Metadata Harvester for Esri Geoportal Server
http://esri.github.io/geoportal-server/
Apache License 2.0
31 stars 24 forks source link

Harvest .gdb, .shp or .mdb as a GIS mapping file #232

Open tejesri opened 2 weeks ago

tejesri commented 2 weeks ago

Hi Team,

Geoportal Server has the capability to harvest data using a UNC path. However, we encountered an issue we harvest the .gdb, .mdb, and .shp files, Geoportal Server only harvests the file system only, But we wanted to harvest these datasets as GIS layers rather than just files. I’ve attached a snapshot below for your reference. image geoportal

Thanks & Regards, Tejpal

mhogeweg commented 2 weeks ago

hi, that is expected behavior. In order to harvest metadata from file geodatabase or personal geodatabases, you will need to write an ArcPy script that crawls folders. Something like this:

build list of folders (do not include file geodatabase folders to avoid what you experience above):

    workspaces = [x[0] for x in os.walk(start_dir) if not (x[0].endswith('.gdb'))]

    # crawl each of the folders as a workspace
    for workspace in workspaces:
        parse_workspace(workspace)

parse_workspace would be a function that does what you want with the datasets in the workspace. for example, loop over all datasets in the workspace, resulting in a metadata XML for the dataset:

    # loop over a list of ArcGIS compatible datasets
    # then loop over features in the dataset
    # then create a metadata for the feature
    # then publish metadata of the feature to the geoportal
    datasets = arcpy.ListFeatureClasses()
    for dataset in datasets:
        metadata = generate_metadata(workspace, dataset)
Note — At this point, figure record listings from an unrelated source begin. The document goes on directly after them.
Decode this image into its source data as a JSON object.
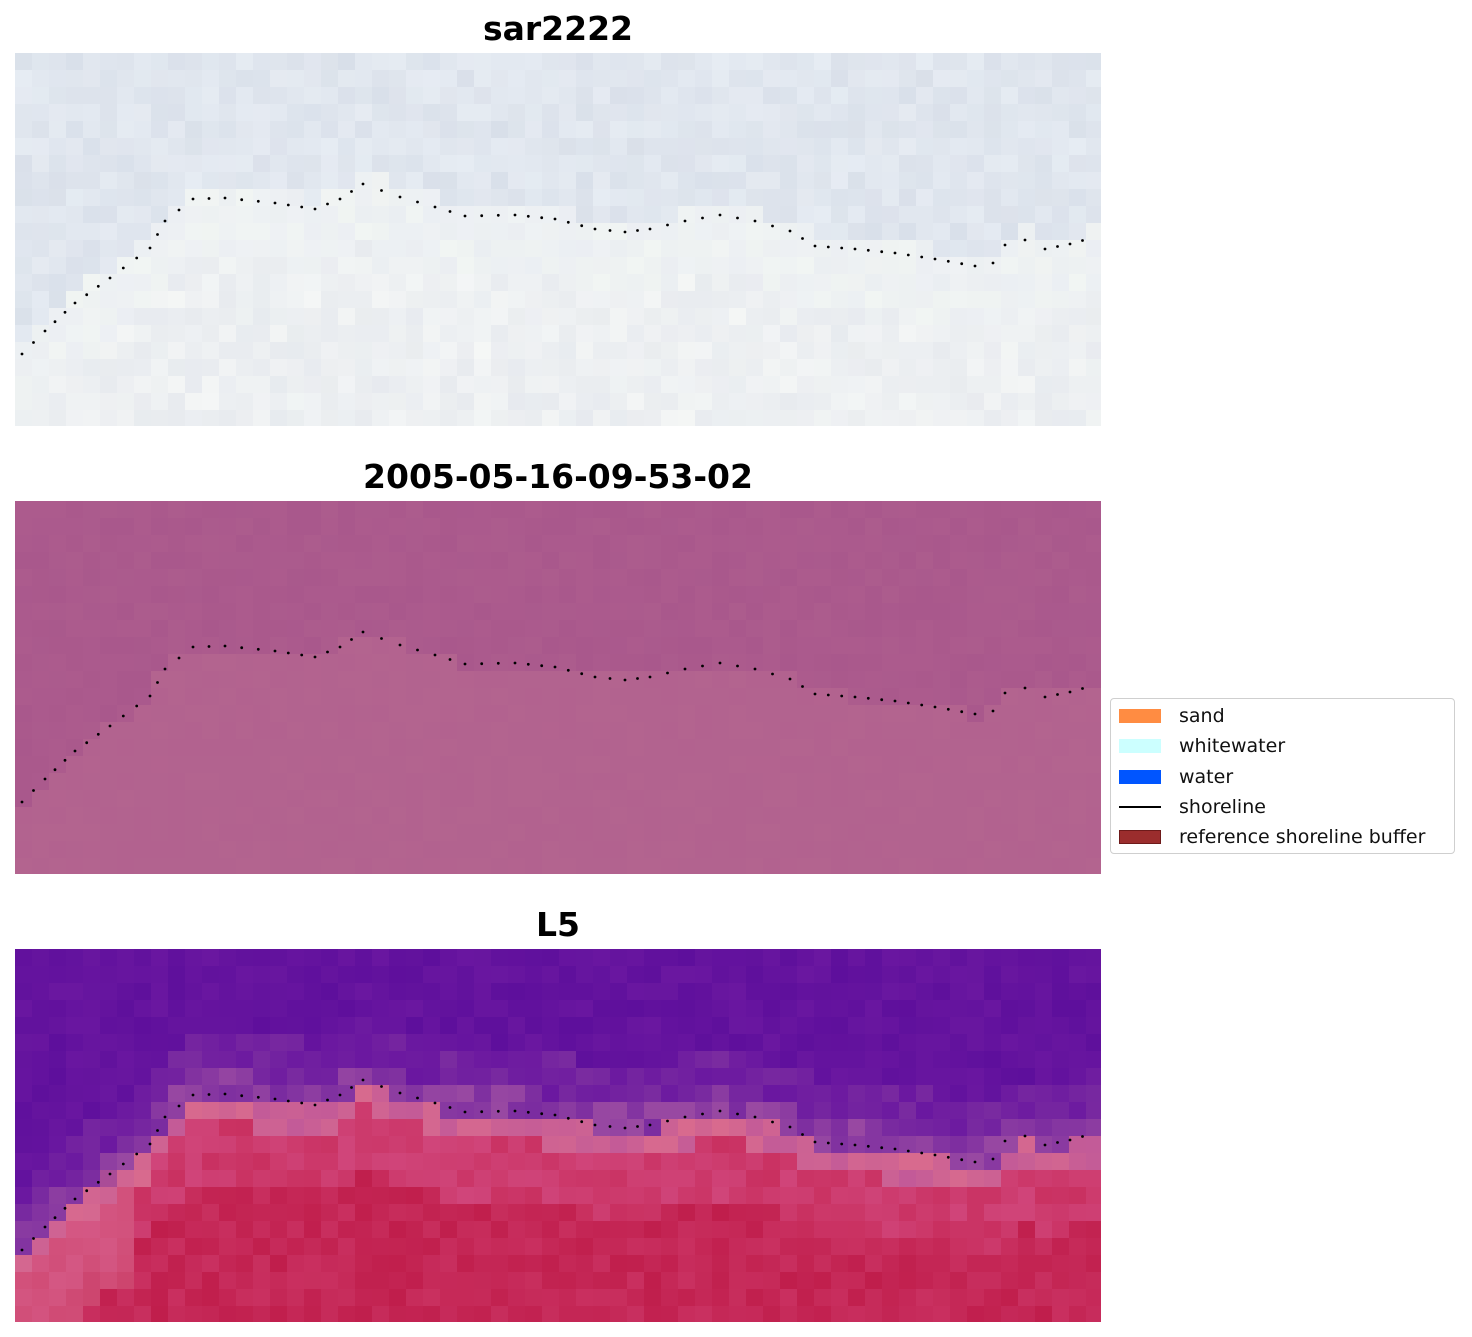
{
  "chart_data": [
    {
      "type": "heatmap",
      "title": "sar2222",
      "colors": [
        "#e6ecf3",
        "#dde3ee",
        "#d8dfe9",
        "#e3e7ef",
        "#eef1f4",
        "#f2f6f3",
        "#e9ecef",
        "#f5f7f6"
      ]
    },
    {
      "type": "heatmap",
      "title": "2005-05-16-09-53-02",
      "colors": [
        "#b0608f",
        "#a9588c",
        "#b3648f",
        "#ad5c8d",
        "#b66695"
      ]
    },
    {
      "type": "heatmap",
      "title": "L5",
      "colors": [
        "#6a17a0",
        "#5e0f9c",
        "#7a2ba0",
        "#9a4aa2",
        "#c25a98",
        "#d0457a",
        "#c93060",
        "#c01e4c",
        "#d86a8e"
      ]
    }
  ],
  "legend": {
    "items": [
      {
        "label": "sand",
        "color": "#ff8c42",
        "kind": "patch"
      },
      {
        "label": "whitewater",
        "color": "#ccffff",
        "kind": "patch"
      },
      {
        "label": "water",
        "color": "#0055ff",
        "kind": "patch"
      },
      {
        "label": "shoreline",
        "color": "#000000",
        "kind": "line"
      },
      {
        "label": "reference shoreline buffer",
        "color": "#9b2d2d",
        "kind": "patch"
      }
    ]
  }
}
then you can publish to Geoportal Server through its REST API:

import requests
from requests.auth import HTTPBasicAuth

...

server = 'http://localhost:8080/geoportal/rest/metadata/item/'
auth = HTTPBasicAuth(username, password)
headers = {'Content-Type': 'application/json'}

def publish_metadata(metadata, item_id):
    the_url = server + item_id
    print(f"the_url - {the_url}")
    result = requests.put(url=the_url, data=json.dumps(metadata), auth=auth, headers=headers)
    print(f"{item_id} - {result.text}")

Here, 'the_url' is the URL to your geoportal's REST endpoint headers provides the username/password for your geoportal instance. Effectively Python does an HTTP PUT similar to the curl request below:

curl -X 'PUT' \
  'http://localhost:8080/geoportal/rest/metadata/item/abc123' \
  -H 'accept: application/json' \
  -H 'Content-Type: application/xml' \
  -d '<?xml version="1.0" encoding="UTF-8"?>
<metadata>goes here</metadata>'
tejesri commented 2 days ago

Hi Marten,

I tried to crawl / harvest the .gdb or .shp file using the python script, but getting the below error

"Workspaces to process: ['D:\shapefile'] Processing workspace: D:\shapefile Feature classes found in D:\shapefile: ['lewis.shp'] Rasters found in D:\shapefile: [] Publishing to http://presalesgeoportal.esritech.in:8080/geoportal/rest/metadata/item/lewis.shp HTTP error occurred for lewis.shp: 400 Client Error: for url: http://presalesgeoportal.esritech.in:8080/geoportal/rest/metadata/item/lewis.shp"

I have attached the python script (geoportalserver.py) here for your reference.

Could you please check and help me out to harvest the .gdb, .shp files.

Thanks & Regards, Tejpal

geoportal_server.zip